Thanks for posting this, Mongo, although I'd be lying if I claimed to have read every paragraph in full. In my view, one of the most annoying things about the smug internet generation and all their "cool" acronyms is that one TLDR, which I gather means "too long, didn't read", which of course means "I'm too much, like, of the raised-on-TV and, like, short-attention-span crowd, so reading is painful to me, and like, and I'd rather just watch, y'now, like MTV" (or some such similarly mindless sentiment).

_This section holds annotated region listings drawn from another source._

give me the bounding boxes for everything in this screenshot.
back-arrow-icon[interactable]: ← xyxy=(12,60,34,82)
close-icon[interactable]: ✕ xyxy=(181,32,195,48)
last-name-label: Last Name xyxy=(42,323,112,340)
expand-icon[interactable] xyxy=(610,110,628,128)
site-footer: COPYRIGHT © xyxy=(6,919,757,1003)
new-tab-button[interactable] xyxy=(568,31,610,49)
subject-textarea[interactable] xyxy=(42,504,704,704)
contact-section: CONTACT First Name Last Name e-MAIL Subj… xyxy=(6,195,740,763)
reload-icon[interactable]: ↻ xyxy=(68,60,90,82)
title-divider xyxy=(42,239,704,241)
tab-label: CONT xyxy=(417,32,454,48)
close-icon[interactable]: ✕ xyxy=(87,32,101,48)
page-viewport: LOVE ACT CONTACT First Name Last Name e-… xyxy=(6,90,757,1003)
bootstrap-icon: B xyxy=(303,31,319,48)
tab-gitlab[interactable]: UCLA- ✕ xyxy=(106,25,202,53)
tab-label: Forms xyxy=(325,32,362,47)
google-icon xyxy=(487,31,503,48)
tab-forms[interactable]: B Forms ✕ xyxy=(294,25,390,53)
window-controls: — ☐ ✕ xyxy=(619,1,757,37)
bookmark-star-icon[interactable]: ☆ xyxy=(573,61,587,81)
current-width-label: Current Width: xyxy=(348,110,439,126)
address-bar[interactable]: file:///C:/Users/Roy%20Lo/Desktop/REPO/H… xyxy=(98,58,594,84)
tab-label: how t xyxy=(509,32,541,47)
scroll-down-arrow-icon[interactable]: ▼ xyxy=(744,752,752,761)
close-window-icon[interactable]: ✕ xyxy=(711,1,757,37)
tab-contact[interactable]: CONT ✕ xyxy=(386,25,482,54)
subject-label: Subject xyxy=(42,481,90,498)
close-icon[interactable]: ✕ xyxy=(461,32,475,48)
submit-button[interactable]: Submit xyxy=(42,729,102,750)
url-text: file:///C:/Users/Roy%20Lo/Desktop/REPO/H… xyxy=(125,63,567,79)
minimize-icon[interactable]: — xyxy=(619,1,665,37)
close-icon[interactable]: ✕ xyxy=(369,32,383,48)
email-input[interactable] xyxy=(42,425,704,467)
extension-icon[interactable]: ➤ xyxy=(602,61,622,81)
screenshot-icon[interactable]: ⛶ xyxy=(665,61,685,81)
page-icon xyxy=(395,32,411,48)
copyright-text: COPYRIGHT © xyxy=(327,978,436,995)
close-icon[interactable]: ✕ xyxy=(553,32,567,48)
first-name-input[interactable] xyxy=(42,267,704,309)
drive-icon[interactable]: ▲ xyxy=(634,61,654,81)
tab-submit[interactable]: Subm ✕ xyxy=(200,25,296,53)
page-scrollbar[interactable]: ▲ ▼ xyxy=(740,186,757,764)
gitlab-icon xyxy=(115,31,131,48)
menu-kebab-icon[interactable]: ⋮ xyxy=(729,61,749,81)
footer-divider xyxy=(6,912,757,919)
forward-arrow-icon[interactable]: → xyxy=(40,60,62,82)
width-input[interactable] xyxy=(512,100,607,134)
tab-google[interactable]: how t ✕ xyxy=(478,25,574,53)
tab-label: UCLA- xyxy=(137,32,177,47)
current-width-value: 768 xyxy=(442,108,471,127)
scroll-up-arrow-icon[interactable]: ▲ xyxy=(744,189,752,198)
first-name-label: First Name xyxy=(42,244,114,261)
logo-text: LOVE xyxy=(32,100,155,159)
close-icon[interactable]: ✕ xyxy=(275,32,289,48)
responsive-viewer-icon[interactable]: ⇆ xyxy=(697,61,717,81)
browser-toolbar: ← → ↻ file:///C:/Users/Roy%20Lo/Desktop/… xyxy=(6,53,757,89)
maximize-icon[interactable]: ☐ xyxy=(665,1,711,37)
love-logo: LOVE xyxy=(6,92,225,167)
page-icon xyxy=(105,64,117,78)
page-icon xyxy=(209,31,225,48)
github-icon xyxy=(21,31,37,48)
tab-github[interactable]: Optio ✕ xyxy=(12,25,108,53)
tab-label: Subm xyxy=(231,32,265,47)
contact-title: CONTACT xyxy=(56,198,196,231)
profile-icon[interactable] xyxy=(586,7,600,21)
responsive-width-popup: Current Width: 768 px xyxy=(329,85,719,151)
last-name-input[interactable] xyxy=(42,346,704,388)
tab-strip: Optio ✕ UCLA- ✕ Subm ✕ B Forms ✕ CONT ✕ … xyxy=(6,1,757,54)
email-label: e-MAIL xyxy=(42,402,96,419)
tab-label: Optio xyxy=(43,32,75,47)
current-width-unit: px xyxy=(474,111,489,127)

But this one really WAS too long, Mongo!

Or more precisely, Maggie Milstein isn't a skilled enough writer to understand how to hook her readers' interest. (Yeah, I realize I'm as longwinded as they come, but I ALSO always toil mightily during my editing process, ensuring one paragraph sensibly follows another, out of pure consideration for anyone taking the trouble to endure any of my verbose verbiage.)

Though I stayed with her disjointed musings--"essay" seems too sophisticated a term--a good while, I nonetheless never quite figured out where this ceremonial funeral Milstein conducted was, or who attended it other than herself. Sure, a second, careful reading would have answered those questions, but she just doesn't select her sentences scrupulously enough to impel me to want to read every word even the FIRST time, much less on some second, thorough (and thorougly time-consuming) read-through.

Milstein ought to learn how to coherently sequence paragraphs before she publishes anything this long, doncha think? (Bottom line, even for a fascinated-by-most-things-Manson fellow like myself, she ultimately failed me as a reader, I'm afraid.)